Wenn ich Mahner/Bunge richtig verstanden habe, besteht nach denen die gesamte Welt aus zwei sich gegenseitig ausschließenden Mengen: Dingen und Konstrukten. Dinge 'sind', Konstrukte machen wir. Wenn es keine Menschen bzw. denkende Systeme mehr gäbe, gäbe es nur noch Dinge. Das ist in etwa die Ontologie, welche diese Forscher vertreten. In deren Ontologie kommen nur 'natürliche Dinge' vor, keine Geister, Götter oder sonstwas.

Diese Metaphysik habe ich ja in diesem Fall gar nicht kritisiert (was nicht heißt daß ich sie für erkenntnistheoretisch nützlich halte).
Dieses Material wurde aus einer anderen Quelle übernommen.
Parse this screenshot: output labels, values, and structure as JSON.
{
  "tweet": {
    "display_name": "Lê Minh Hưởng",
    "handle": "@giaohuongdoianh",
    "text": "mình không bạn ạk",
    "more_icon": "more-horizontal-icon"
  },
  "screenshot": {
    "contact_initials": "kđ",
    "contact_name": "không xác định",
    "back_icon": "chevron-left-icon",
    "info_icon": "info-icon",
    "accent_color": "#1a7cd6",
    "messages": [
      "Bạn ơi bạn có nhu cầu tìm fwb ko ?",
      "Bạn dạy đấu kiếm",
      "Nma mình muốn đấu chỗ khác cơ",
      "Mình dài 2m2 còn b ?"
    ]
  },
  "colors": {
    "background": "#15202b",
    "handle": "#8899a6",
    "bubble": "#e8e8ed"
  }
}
Meine Kritik bezog sich auf die mE unzulässig kategorische Unterscheidung zwischen sog. Eigenschaften und sog. Dingen. Es ist nicht möglich, Dinge anders als über ihre Eigenschaften zu definieren, wahrzunhmen usw., und dies geschieht oft keineswegs über bewußte Abstraktion.

Thomas Waschke hat folgendes geschrieben:
step hat folgendes geschrieben:
Über Eigenschaften zu reden, die dieses Etwas über seine wahrnehmbaren Eigenschaften hinaus hat (also etwa einen "ontologischen Status"), ist mE abergläubisch.
Dinge können durchaus auch Eigenschaften haben, die wir nicht wahrnehmen können (schau Dir eine Blüte mit UV-Flecken an, vor der UV-Photographie wusste niemand, dass es so etwas gibt, Bienen sehen die problemlos).

Wäre die "Ding-an-sich"- Artigkeit eine solche Eigenschaft, verlöre sie ihren ontologischen Status.

Thomas Waschke hat folgendes geschrieben:
Selbstverständlich ist 'ontologischer Status' ein Konstrukt, das einem Ding nicht an sich zukommt.

Ein interessanter Satz, mglw. selbstwidersprüchlich? Kommen andere Eigenschaften "einem Ding an sich zu"?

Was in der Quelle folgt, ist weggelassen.